You are right. I'm trying to find the perfect yak. Once I decide, I'll probably wished I had something else. My primary use of the yak will be for fishing rivers. I don't expect to go after salmon but its not out of the question. My only concern with the Ultimate is its lack of scuppers but you wouldn't need them in the rivers anyway. It's kind of like the old chevy vs. ford argument. The Coosa is wider and shorter than the Ultimate and that would effect performance so that is another consideration. 

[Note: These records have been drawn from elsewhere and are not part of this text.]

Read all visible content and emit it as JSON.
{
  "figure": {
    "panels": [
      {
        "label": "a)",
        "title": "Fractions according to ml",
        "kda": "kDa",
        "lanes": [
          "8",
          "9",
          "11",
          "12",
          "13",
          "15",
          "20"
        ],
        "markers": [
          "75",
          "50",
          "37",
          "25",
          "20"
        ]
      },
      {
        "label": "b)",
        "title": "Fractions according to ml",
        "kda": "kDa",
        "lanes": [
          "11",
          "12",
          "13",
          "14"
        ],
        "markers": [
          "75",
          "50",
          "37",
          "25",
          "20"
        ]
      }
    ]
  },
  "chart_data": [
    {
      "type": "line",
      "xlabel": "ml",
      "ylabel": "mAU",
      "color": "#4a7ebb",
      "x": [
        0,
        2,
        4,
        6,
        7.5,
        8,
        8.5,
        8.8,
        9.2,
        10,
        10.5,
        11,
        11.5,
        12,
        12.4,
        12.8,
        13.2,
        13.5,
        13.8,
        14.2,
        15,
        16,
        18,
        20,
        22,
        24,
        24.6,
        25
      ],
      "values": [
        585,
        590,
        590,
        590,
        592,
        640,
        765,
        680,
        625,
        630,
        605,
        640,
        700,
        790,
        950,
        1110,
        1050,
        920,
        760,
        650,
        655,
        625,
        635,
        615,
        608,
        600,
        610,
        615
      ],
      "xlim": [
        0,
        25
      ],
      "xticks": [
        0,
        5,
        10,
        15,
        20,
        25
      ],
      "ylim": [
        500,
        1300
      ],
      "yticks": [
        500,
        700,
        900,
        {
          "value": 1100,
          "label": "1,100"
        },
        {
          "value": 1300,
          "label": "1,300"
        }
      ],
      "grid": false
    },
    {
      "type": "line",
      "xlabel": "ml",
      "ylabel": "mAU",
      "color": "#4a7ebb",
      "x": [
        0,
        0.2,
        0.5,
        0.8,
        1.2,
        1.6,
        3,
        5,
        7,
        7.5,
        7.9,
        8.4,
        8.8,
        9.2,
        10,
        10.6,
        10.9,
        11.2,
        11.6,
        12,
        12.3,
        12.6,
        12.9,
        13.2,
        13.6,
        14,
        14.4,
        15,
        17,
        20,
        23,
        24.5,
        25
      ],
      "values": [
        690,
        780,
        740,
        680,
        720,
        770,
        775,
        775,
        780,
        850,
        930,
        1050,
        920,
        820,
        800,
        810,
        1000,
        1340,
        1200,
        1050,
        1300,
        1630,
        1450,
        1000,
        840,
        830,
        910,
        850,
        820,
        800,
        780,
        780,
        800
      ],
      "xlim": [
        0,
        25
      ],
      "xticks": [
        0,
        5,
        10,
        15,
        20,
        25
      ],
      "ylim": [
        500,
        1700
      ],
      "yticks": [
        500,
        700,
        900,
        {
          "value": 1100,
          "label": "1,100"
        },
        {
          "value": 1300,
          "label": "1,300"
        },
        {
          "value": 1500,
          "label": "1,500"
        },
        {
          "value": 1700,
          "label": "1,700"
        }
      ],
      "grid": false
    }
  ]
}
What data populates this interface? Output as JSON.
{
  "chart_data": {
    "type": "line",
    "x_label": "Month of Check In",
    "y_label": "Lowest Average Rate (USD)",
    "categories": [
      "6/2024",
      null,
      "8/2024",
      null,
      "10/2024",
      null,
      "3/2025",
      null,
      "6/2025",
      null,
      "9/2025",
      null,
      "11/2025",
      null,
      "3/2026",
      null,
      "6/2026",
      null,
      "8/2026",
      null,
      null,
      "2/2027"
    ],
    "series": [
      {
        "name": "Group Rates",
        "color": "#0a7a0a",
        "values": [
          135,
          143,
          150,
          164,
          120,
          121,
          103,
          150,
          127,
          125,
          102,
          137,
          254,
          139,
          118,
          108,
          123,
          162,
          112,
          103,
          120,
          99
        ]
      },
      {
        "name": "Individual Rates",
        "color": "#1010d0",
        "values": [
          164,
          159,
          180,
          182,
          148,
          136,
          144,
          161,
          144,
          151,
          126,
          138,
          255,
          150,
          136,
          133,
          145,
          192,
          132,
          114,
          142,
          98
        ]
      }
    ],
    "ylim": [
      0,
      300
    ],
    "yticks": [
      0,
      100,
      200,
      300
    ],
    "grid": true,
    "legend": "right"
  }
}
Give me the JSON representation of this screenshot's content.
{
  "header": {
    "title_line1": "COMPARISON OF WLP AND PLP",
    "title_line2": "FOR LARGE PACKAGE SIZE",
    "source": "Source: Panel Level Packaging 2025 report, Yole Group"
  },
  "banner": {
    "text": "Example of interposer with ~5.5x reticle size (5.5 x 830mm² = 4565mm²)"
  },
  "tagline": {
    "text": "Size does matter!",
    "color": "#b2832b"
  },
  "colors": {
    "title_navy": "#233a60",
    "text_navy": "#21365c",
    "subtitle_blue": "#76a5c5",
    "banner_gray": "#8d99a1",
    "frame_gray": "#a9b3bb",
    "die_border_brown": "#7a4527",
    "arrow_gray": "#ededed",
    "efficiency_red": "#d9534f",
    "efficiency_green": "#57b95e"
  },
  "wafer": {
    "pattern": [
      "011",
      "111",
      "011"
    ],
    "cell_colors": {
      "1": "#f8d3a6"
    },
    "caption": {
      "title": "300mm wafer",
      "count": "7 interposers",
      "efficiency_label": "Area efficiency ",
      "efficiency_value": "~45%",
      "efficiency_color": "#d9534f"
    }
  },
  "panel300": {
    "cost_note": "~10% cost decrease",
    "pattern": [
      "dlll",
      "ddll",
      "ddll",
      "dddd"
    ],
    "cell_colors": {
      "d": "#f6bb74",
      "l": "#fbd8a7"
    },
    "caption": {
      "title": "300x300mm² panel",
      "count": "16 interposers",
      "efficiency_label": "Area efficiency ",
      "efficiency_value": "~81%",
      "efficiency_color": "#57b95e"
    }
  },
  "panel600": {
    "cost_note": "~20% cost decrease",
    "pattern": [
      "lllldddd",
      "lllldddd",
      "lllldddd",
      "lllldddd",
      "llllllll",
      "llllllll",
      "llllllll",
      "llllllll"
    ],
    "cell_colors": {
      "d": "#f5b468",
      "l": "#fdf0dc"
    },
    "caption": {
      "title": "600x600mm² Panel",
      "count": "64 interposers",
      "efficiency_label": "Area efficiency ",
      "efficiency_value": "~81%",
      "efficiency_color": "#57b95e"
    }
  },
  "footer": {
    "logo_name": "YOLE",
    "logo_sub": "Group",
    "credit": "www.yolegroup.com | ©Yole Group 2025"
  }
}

I see you are from Auburn Hills. I used to live in Bloomfield Orchards while workin for GM. I was a charter member of the JC's when it was called Auburn Heights.

TC - 

I'll check out your recomendations. Hopefully, they will have a web site. Thanks.


----------



## caseyj (Apr 8, 2001)

Well, I just returned from Powers in Newago where I purchased a Jackson Coosa standard model. Couldn't get the Elite with the fancy seat but I can order if I don't like the standard ($179.00). I had the choice of colors in a sand or an olive so I chose olive. they said that they can not keep up with the orders so each one is back ordered. Nice people to deal with. I will pick it up tomorrow so I will keep all posted later with pics, etc.


----------



## Swamp Monster (Jan 11, 2002)

Congrats!! Post some pics when you get her home. If you plan on rigging it out with rod holders etc, spend some time on the water fishing and paddling first so you can get an idea on where you want to mount things.


----------